Он обходит мое кресло, становится поближе к огню, греет руки. Похоже, он долго бродил под дождем, и, хотя успел переодеться в сухое, влажные волосы еще растрепаны после полотенца.
– Хорошо, что сварливость Рейвенкорта никуда не исчезла, – невозмутимо говорит он. – А то я бы растерялся, если бы меня каждый день не отчитывали.
– Вот только не надо изображать из себя неповинную жертву, – грожу я пальцем. – Вас очень долго не было.
– Хорошо и быстро не бывает, – говорит он и швыряет мне на колени какую-то вещицу.
Я подношу ее к свету, гляжу в пустые глазницы фарфоровой маски с клювом. Мое раздражение немедленно испаряется. Покосившись на женщину, которая с любопытством смотрит на нас, Каннингем понижает голос:
– Маска принадлежит типу по имени Филип Сатклифф. Служанка заметила ее в гардеробе, а я дождался, пока все уйдут на охоту, и украдкой проверил его спальню. Там же обнаружился и цилиндр, и широкий длинный плащ, а еще записка, подтверждающая встречу с лордом Хардкаслом на балу. По-моему, нам надо с ним поговорить.
Я хлопаю рукой по колену, ухмыляюсь во весь рот:
– Отлично сработано, Каннингем!
– Я так и думал, что вас это обрадует. К сожалению, хорошие новости этим и ограничиваются. Записка в колодезной кладке, адресованная мисс Хардкасл, оказалась весьма… весьма странной.
– Как это? – спрашиваю я, прикладывая маску к лицу. Фарфор какой-то липкий, неприятно холодит кожу, но в целом маска мне подходит.

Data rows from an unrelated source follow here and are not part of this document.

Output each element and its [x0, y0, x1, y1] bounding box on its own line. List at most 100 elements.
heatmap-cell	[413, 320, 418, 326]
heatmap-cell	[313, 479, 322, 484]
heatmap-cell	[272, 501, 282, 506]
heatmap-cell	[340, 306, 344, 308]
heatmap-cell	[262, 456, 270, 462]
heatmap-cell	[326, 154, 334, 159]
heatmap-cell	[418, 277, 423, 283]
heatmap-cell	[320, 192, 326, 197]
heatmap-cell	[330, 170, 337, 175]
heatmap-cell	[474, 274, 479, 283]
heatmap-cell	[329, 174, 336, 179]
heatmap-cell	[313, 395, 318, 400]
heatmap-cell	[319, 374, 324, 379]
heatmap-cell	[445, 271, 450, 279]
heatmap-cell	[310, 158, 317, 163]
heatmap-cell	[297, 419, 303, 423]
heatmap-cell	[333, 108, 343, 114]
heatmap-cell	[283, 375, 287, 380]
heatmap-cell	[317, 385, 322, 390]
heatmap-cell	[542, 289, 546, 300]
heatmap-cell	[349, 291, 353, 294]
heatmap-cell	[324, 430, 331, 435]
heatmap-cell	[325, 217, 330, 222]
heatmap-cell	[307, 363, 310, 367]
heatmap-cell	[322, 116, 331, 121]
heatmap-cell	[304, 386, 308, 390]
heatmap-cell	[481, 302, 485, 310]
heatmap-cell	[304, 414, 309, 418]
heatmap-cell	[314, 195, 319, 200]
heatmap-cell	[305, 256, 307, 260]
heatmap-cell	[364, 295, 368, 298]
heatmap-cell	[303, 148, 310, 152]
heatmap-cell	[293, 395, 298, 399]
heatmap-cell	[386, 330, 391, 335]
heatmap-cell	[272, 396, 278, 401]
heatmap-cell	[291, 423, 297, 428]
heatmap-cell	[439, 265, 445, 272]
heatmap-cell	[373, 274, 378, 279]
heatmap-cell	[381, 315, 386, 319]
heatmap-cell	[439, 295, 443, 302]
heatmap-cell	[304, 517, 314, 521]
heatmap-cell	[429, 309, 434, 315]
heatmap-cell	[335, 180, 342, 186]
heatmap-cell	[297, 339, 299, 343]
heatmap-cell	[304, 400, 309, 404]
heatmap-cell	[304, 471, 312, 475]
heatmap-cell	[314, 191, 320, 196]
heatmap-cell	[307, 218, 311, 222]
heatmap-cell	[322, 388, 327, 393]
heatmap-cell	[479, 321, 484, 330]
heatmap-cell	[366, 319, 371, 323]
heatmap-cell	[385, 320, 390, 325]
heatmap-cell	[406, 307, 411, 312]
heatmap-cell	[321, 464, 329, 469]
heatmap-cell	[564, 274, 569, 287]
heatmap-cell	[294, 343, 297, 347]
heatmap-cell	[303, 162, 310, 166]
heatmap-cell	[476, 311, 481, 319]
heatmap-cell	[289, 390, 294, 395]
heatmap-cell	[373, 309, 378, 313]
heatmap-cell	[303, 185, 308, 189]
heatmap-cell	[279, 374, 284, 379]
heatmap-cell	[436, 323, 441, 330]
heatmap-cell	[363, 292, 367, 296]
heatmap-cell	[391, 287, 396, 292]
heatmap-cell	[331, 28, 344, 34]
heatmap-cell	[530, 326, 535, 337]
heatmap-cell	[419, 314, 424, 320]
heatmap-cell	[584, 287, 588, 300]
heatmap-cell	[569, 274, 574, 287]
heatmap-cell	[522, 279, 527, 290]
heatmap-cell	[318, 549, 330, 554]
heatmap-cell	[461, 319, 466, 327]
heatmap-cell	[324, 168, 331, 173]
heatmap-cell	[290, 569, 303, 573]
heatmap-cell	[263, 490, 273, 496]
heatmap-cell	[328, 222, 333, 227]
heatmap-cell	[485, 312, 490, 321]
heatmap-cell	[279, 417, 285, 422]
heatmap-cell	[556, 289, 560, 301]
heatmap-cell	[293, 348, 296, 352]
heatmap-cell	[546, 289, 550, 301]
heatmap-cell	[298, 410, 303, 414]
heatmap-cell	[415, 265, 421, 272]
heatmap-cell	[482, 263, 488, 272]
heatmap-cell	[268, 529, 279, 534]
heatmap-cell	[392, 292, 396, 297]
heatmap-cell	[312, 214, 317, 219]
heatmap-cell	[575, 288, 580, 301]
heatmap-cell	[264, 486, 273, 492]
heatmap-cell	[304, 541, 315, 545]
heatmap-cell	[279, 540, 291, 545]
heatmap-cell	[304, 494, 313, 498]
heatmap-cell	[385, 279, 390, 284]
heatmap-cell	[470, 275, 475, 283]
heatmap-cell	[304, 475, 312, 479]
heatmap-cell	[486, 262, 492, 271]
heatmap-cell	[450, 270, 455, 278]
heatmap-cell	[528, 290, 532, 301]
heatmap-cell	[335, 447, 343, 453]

– Ее подмочил дождь, но я смог разобрать слова «Держитесь подальше от Миллисент Дарби», а под ними – примитивное изображение крепости. Больше ничего.
– Да, странное предупреждение.
– Предупреждение? По-моему, больше похоже на угрозу, – возражает Каннингем.
Я вопросительно изгибаю бровь:
– По-вашему, Миллисент Дарби заколет Эвелину вязальной спицей?